@maporsche,
maporsche wrote:The claim wa sthat Bernie was so much more prepared, as evidenced by his elaborate website materials.
Huh? No.
My claim was that "Sanders has proven, over many years, to push a social-democratic agenda and belief system in a way that's both more consistent and more fully elaborated than some of the other Dem politicians who are now embracing things like Medicare 4 All."
That he's "had a solid, coherently left-wing world view for decades, and has pushed for once-impopular policies like single payer health care for a long time."
That's all I wrote. You're the one who brought in the campaign website thing as some kind of unique arbitration measure. Which makes little sense to me, because it's trivially easy to find out about Bernie's ideas and initiatives on health care over the decades that preceded his campaign in myriad other ways. Let alone the broader point I was making about his proven commitment to an ideologically coherent social-democratic world view overall.
There are different approaches to designing a campaign site. You can stuff it full of policy papers. People like you and I like that. Most people don't. That's something Hillary was actually criticized for pretty widely: lots of detailed policy proposals but no easily discernible "core" message. Hence why many campaigns instead focus their campaign site narrowly on the most broadly appealing, simplest to understand messaging. (And email harvesting!)

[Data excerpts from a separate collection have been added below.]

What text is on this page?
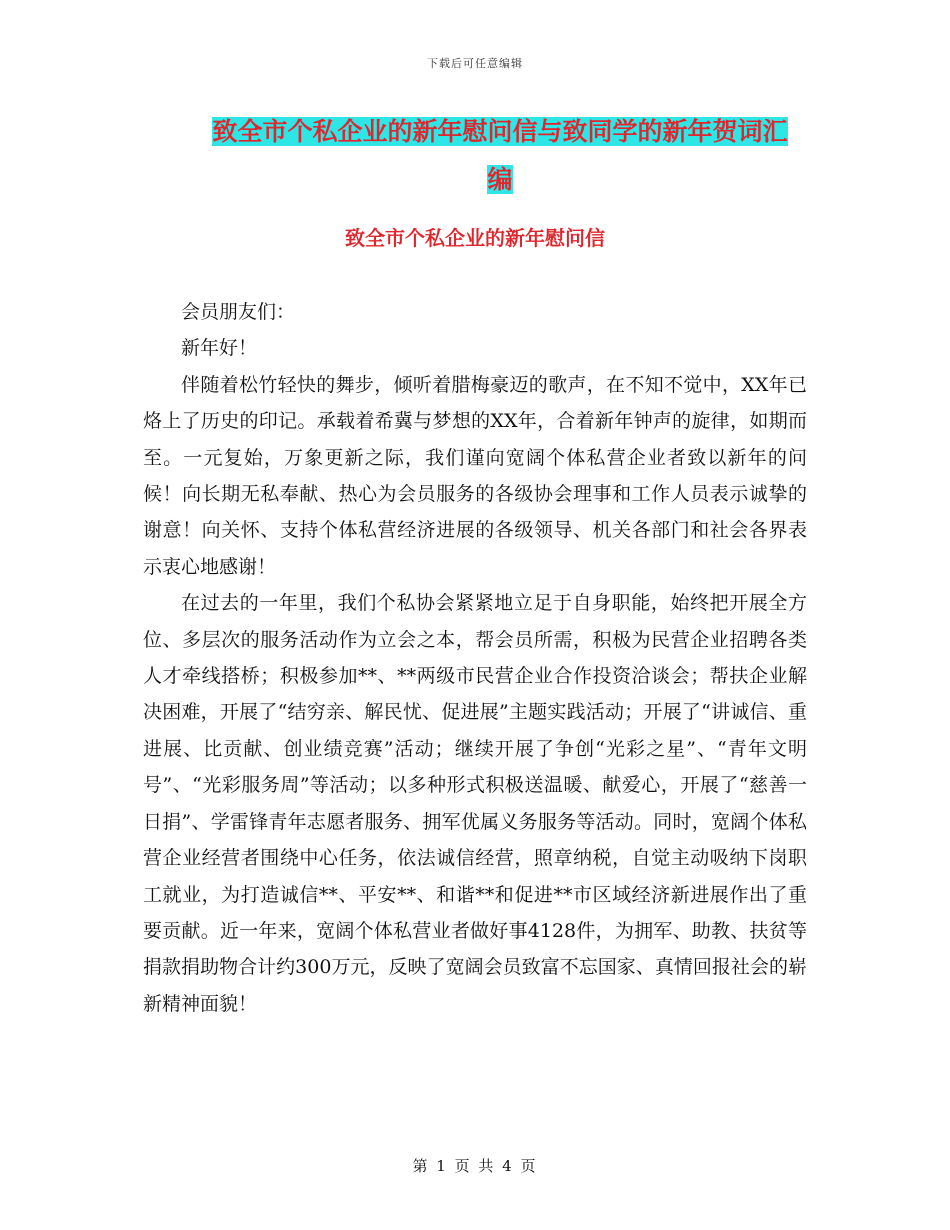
下载后可任意编辑
致全市个私企业的新年慰问信与致同学的新年贺词汇
编
致全市个私企业的新年慰问信

会员朋友们：

新年好！

伴随着松竹轻快的舞步，倾听着腊梅豪迈的歌声，在不知不觉中，XX年已烙上了历史的印记。承载着希冀与梦想的XX年，合着新年钟声的旋律，如期而至。一元复始，万象更新之际，我们谨向宽阔个体私营企业者致以新年的问候！向长期无私奉献、热心为会员服务的各级协会理事和工作人员表示诚挚的谢意！向关怀、支持个体私营经济进展的各级领导、机关各部门和社会各界表示衷心地感谢！

在过去的一年里，我们个私协会紧紧地立足于自身职能，始终把开展全方位、多层次的服务活动作为立会之本，帮会员所需，积极为民营企业招聘各类人才牵线搭桥；积极参加**、**两级市民营企业合作投资洽谈会；帮扶企业解决困难，开展了“结穷亲、解民忧、促进展”主题实践活动；开展了“讲诚信、重进展、比贡献、创业绩竞赛”活动；继续开展了争创“光彩之星”、“青年文明号”、“光彩服务周”等活动；以多种形式积极送温暖、献爱心，开展了“慈善一日捐”、学雷锋青年志愿者服务、拥军优属义务服务等活动。同时，宽阔个体私营企业经营者围绕中心任务，依法诚信经营，照章纳税，自觉主动吸纳下岗职工就业，为打造诚信**、平安**、和谐**和促进**市区域经济新进展作出了重要贡献。近一年来，宽阔个体私营业者做好事4128件，为拥军、助教、扶贫等捐款捐助物合计约300万元，反映了宽阔会员致富不忘国家、真情回报社会的崭新精神面貌！

第 1 页 共 4 页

Now we can bemoan this as some kind of manifestation of the simplification of political discourse etc (though I'd be sceptical about painting all too rosy a picture of the past). But it has little to nothing to do with the claim you were taking issue with.
His congressional bill, fleshing out a proposal on what single payer could look like and how it could be implemented, constitutes one of the ways in which Bernie had demonstrated both his grasp of the issue and his long-term commitment to it for years. But your argument, I gather, is that because he didn't put all that same info
on his campaign website, that proves that he
wasn't in fact any more prepared than some of these 2020 candidates? And that it's actually "disingenuous" to point to all the non-campaign website stuff proving otherwise, which takes 10 minutes to Google, as proof that uh, he kinda was?
That seems ... convoluted.
Instead, hey - I'm no expert on Kamala Harris and some of the other candidates. My sense is that several of the likely 2020 candidates (notably Booker, Gillibrand) embraced progressive politics only when it became electorally promising, and don't have either the coherent grasp
or the proven commitment of someone like Bernie. And I had the impression Harris was more like Booker/Gillibrand than like Bernie in this regard. But hey, I'm very willing to be proven wrong about her!
So instead of insisting on some kind of logical pretzel about how we should disregard everything else Bernie said, wrote or did and use his campaign website as unique metric for how unprepared he allegedly was -- feel free to point to things that suggest the other 2020 candidates do have similar track records! I think Merkley kind of does, for example, even if perhaps in a somewhat blander flavour.